Instantly, the alerted soldier became as solid as Roman marble. A statue quickened with life, he twisted sharply to the left, throwing off his assailant’s embrace with his right elbow. Yeshua, in the knowledge his life was now forfeit, stepped back towards the fallen body of his first target. The second soldier had dropped his spear but had also now turned fully. Yeshua sank to the ground to retrieve the first fallen spear. The Egyptian cotton merchant, who before that moment had never laid his hand on a spear, prepared to face an infantryman, fully trained, fully armed and ready for combat. The soldier’s right hand reached for the hilt of his sword, but the terrible chime of his unsheathing blade was never heard. Another face had appeared at the Roman’s left shoulder. The soldier froze, gurgled and coughed. Theudas had finally completed his mission. A heavy thud concluded the action.
Theudas began to shake his head. “Yeshua. I am so, so . . .”
“Late? . . . Or was it early?” grinned Yeshua.
“Better late than never,” Theudas grimaced as he answered his older brother. “I don’t know what happened, I just . . .”
“Theudas. . .” Yeshua frowned as he embraced his younger brother, before turning toward his fallen victims, mesmerized by their lifeless bodies.

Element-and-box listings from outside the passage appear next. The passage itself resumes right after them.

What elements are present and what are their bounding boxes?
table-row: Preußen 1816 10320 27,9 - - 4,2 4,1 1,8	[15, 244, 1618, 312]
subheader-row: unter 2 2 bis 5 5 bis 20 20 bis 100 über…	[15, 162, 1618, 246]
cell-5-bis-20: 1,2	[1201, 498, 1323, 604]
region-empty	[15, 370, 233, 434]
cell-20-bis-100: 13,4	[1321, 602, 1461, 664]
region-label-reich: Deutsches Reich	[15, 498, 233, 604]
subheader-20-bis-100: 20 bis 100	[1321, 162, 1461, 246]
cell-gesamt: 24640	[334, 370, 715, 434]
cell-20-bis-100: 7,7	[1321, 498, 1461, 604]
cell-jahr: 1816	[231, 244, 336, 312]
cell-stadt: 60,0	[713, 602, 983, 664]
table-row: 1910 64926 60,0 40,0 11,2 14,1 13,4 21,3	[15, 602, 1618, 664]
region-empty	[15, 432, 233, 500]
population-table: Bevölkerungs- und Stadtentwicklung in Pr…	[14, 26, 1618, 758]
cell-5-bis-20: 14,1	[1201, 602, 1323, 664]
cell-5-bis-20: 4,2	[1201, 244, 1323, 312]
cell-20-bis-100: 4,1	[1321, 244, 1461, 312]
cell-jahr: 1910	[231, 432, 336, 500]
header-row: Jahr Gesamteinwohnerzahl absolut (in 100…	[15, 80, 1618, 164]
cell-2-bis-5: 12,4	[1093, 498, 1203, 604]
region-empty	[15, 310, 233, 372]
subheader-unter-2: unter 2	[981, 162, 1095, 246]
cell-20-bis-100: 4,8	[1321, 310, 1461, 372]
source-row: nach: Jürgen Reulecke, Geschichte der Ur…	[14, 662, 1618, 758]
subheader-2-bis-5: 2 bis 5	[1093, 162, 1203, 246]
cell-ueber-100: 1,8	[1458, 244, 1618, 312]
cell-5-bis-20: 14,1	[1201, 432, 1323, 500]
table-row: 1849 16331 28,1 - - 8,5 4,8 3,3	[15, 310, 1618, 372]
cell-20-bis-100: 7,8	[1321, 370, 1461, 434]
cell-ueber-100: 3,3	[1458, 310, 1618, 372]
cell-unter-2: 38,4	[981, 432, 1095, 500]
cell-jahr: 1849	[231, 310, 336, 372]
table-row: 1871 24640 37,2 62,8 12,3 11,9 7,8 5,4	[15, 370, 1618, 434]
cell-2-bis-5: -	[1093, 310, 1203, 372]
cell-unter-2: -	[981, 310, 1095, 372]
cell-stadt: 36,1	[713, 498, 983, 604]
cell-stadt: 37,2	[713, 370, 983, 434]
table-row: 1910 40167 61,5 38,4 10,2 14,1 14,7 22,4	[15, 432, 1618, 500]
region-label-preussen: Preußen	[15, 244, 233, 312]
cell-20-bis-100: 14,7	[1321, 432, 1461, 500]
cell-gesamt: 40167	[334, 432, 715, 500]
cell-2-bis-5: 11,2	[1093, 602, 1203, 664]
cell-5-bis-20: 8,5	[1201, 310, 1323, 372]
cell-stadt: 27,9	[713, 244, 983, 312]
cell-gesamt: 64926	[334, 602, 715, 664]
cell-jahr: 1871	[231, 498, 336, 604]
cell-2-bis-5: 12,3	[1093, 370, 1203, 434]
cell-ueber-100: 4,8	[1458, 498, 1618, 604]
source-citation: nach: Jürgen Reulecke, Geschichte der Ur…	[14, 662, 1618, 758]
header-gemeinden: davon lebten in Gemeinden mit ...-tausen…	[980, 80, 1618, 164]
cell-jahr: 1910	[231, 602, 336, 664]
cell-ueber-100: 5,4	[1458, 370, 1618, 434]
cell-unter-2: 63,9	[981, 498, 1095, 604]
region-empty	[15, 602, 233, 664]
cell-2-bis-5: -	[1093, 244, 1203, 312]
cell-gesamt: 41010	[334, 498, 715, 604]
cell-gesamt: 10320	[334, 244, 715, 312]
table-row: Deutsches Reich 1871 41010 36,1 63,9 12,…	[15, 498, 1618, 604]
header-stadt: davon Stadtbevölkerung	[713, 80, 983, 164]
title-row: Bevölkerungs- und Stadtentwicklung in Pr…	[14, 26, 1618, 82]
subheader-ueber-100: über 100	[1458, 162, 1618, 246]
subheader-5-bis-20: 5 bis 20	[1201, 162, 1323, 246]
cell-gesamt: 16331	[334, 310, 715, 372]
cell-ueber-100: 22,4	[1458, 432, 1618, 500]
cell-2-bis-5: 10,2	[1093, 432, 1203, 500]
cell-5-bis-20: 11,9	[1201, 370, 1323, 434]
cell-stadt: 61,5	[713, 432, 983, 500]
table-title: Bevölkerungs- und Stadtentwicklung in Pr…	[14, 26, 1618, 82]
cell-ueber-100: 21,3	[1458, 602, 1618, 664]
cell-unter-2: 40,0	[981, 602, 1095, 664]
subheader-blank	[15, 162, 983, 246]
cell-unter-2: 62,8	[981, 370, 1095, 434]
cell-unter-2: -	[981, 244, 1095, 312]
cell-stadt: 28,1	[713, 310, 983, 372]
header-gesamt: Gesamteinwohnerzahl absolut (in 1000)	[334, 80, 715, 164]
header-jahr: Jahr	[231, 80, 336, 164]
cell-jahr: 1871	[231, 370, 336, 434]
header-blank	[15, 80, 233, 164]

“Now what do we do?” Yeshua heard his brother’s words, but was immersed in an involuntary prayer of thanksgiving to the God he did not believe in . . .
“Yeshua!” came the whispered shout.
The Egyptian waited a moment and, without change of expression, the command, “search them!” escaped his mouth before his brain had chance to hinder it.
Stooping in compliance, Theudas offered an obligatory but meaningless protest: “Robbery was never part of the plan.”
Stepping towards the other body, Yeshua replied with equally casual tones, “Well, neither of us have followed the plan that well.”
Killing a Roman soldier did not feel like a crime, but fumbling around his dead body . . . “Forget it. Let’s just hide them, take their swords and go.” But as Yeshua dragged his victim from the sandy track, he noticed a small bag, full of coins. A purse was removed from each soldier, their bodies pulled into the long grass and sand kicked over the deep red patches underfoot. Within three minutes of the soldiers’ appearance at the gate of Caesarea, the companions were on their way. Armed with a sword, a surplus of ego and an unknown sum of cash, the newly graduated assassins ran silently towards the dawn, stretching the ground between themselves and the Mediterranean.